Imagem: SObeR 9426 / shutterstock.com – Edição: Seu Crédito Digital

A nova alíquota para compras internacionais, válida a partir desta quinta-feira (1), impacta itens de até US$ 50 comprados em e-commerces estrangeiros. Consumidores agora devem pagar um imposto de 20% para compras de até US$ 50 e 60% para compras entre US$ 50,01 e US$ 3 mil.

Com essa mudança, golpistas começaram a enviar SMS com links de rastreamento falsos. Essas mensagens informam que a compra online foi barrada pela fiscalização alfandegária devido à ausência de pagamento das novas taxas.

Taxa das Blusinhas: Protegendo-se Contra Golpes Online

“Golpes de Phishing, usados para roubar informações confidenciais, ocorrem via SMS, mensagens e redes sociais”, explica Pitágoras Martins, do INBEC.

Em 2022, criminosos aproveitaram a divulgação de valores a receber pelo Banco Central para enviar mensagens fraudulentas via WhatsApp. Abordagens semelhantes ocorreram com o auxílio emergencial durante a pandemia.

Para evitar cair nesse tipo de golpe, é fundamental adotar algumas práticas de segurança. Primeiramente, desconfie de mensagens que solicitam pagamentos adicionais após a compra.

Sempre verifique diretamente com a loja onde a compra foi realizada. Utilize canais oficiais, como o site da empresa ou o serviço de atendimento ao cliente.
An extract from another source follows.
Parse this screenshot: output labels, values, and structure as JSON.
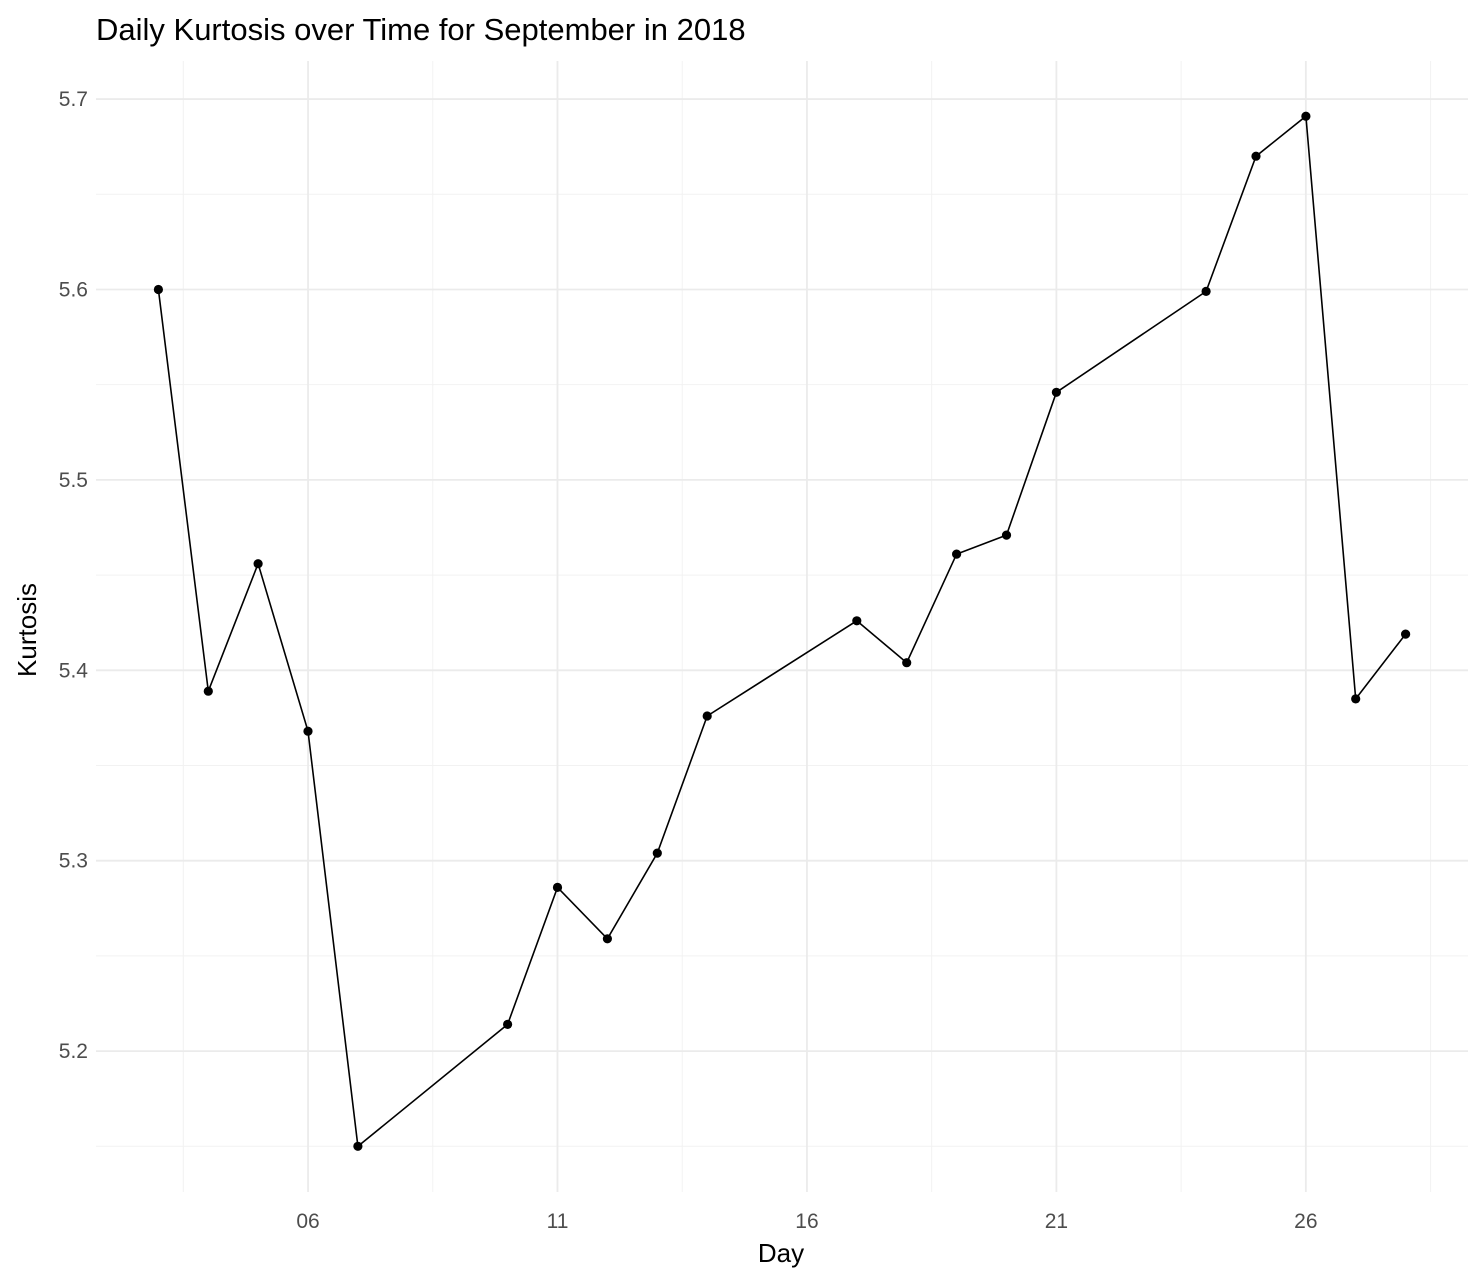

Outra dica importante é verificar o endereço de e-mail ou o número de telefone do remetente. Muitas vezes, esses detalhes podem revelar se a mensagem é verdadeira ou não. Além disso, evite clicar em links ou QR codes de fontes desconhecidas. Prefira acessar os sites diretamente pelo navegador.

Consequências para os Consumidores

Cair nesse golpe pode trazer consequências financeiras e emocionais. Além da perda do dinheiro pago, o consumidor pode ter seus dados pessoais e bancários comprometidos. Isso pode resultar em outros tipos de fraudes, como clonagem de cartão e roubo de identidade. Portanto, a prevenção é sempre o melhor caminho.

Além disso, é importante denunciar esses golpes às autoridades competentes, como a Polícia Civil e o Procon. Essas denúncias ajudam a mapear a atuação dos golpistas e podem prevenir que outras pessoas sejam vítimas.

Manter-se informado e compartilhar conhecimento sobre esses golpes também é uma forma eficaz de proteção.